# Looking for some help Marseilles, Ottawa area



## rubbertoe21 (May 6, 2013)

I am fairly new to this (2 years hunting) and am looking for some advice. I am willing to share a few spots that I have found morels so far, as well as my access to private land if anyone is willing to show me some tips and share some advise. I am located in Marseilles,IL and am looking to go hunting this weekend or in the evenings once they start popping up. 

Please let me know.


----------



## old henry (Jan 28, 2013)

Its going to be a bit 1-2 wks maybe. Your ground temps should be around 50-55. Dead elms, Ash and Cottonwoods are your bests bets. Hope this helps.


----------



## rabid_dog (Apr 11, 2014)

I'd be happy to come up and help. You will be a week or two behind me.


----------



## rubbertoe21 (May 6, 2013)

Old Henry - 

When people say ground temps should be 50-55 are they talking about top soil, 4" under or 8" under? Also is this average, Minimum or maximum?

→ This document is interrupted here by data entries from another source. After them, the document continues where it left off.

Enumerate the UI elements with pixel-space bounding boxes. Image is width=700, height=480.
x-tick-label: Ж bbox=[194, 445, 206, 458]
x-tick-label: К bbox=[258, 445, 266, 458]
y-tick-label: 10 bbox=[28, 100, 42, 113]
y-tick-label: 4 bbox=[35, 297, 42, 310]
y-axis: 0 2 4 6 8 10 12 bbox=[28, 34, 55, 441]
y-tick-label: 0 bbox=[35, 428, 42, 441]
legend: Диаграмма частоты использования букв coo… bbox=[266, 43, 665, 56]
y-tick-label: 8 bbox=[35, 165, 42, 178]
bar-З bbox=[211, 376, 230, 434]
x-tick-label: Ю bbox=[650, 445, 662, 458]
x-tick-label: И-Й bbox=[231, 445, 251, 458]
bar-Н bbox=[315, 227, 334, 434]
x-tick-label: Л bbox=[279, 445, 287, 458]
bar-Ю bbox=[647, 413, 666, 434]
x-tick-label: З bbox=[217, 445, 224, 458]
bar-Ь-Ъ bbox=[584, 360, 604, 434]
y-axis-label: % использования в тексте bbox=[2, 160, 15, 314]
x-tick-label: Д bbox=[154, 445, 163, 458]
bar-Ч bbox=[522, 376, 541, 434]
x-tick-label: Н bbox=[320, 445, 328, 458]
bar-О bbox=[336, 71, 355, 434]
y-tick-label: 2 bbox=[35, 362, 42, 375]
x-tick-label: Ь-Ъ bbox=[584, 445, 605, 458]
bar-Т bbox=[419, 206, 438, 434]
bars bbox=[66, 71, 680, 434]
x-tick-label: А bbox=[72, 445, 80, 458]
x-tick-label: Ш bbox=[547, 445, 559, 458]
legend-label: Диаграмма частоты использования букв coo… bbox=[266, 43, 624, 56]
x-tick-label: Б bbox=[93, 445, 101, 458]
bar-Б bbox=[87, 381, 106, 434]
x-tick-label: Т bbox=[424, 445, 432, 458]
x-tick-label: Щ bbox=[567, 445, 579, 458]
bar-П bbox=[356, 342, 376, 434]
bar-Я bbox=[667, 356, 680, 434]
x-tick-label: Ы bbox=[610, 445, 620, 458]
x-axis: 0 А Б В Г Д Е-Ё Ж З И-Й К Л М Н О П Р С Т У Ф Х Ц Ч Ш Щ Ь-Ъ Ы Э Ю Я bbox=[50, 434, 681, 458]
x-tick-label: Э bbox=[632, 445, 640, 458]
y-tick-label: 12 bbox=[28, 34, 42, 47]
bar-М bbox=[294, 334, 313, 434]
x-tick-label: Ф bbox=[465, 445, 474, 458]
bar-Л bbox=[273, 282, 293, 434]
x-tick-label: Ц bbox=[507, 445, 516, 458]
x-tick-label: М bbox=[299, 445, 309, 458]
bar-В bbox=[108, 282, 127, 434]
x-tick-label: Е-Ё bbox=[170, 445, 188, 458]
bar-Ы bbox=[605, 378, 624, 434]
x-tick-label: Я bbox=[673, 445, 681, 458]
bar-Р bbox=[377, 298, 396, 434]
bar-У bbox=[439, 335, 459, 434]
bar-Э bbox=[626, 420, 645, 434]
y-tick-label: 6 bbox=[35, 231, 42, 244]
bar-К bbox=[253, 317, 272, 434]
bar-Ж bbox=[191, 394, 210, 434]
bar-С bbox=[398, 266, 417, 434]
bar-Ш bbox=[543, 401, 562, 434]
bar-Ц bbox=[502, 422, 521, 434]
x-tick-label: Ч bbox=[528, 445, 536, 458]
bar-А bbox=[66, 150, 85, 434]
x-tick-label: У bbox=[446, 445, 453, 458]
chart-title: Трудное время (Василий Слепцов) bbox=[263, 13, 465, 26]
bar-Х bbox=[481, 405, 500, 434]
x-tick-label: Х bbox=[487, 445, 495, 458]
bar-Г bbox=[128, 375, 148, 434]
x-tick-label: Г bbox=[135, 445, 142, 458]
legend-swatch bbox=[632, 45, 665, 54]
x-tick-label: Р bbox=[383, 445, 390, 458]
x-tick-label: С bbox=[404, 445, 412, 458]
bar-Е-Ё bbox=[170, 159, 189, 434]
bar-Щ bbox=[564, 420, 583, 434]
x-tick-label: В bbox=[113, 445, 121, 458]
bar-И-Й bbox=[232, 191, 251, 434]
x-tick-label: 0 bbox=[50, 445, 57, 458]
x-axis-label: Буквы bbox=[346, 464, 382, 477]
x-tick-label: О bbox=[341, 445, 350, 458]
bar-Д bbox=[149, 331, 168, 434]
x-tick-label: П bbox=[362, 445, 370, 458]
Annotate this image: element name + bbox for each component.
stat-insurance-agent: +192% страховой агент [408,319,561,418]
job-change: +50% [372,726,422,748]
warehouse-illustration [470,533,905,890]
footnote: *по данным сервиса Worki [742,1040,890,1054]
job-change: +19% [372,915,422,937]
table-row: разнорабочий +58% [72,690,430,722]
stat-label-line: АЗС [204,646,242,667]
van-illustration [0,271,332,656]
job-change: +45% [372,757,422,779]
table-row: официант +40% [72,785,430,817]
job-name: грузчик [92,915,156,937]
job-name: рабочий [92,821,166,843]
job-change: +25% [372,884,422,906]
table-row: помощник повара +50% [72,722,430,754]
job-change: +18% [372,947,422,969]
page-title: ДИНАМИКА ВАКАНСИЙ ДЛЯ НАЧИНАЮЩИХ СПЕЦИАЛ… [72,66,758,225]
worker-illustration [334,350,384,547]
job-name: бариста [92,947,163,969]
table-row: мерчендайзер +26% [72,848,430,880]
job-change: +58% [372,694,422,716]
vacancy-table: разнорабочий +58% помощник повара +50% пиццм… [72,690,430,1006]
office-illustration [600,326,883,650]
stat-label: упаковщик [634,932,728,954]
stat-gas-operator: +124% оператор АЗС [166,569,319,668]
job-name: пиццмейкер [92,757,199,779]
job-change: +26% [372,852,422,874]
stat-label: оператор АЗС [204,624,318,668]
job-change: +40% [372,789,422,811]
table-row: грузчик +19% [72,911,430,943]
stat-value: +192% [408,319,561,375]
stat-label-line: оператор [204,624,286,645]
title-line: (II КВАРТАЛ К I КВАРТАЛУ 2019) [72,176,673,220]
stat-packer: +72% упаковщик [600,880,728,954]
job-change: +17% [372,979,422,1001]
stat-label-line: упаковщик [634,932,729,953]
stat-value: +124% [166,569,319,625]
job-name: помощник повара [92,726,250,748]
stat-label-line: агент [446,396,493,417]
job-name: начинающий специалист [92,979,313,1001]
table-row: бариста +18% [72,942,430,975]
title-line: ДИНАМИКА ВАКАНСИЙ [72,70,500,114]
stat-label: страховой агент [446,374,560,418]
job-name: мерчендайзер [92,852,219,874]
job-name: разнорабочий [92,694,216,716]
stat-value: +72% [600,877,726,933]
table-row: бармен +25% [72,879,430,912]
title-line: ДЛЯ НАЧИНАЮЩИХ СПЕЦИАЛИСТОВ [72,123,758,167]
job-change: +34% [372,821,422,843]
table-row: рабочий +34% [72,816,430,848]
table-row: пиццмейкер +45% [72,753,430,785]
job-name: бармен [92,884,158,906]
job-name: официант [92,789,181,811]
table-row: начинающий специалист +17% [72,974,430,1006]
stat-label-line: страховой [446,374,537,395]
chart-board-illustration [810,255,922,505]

I did some research and over the last week here are the averages

Top Soil: Min - 53.9 Max - 57.9 Total 55.3
4" Under Min - 53.5 Max - 57.2 Total 54.6
8" Under Min - 49.6 Max - 51.9 Total 49.98 

Total Average of all three calculations: 53.3 Degrees


----------



## rubbertoe21 (May 6, 2013)

Rabid_Dog,

Just let me know when you would be available.

Thank you


----------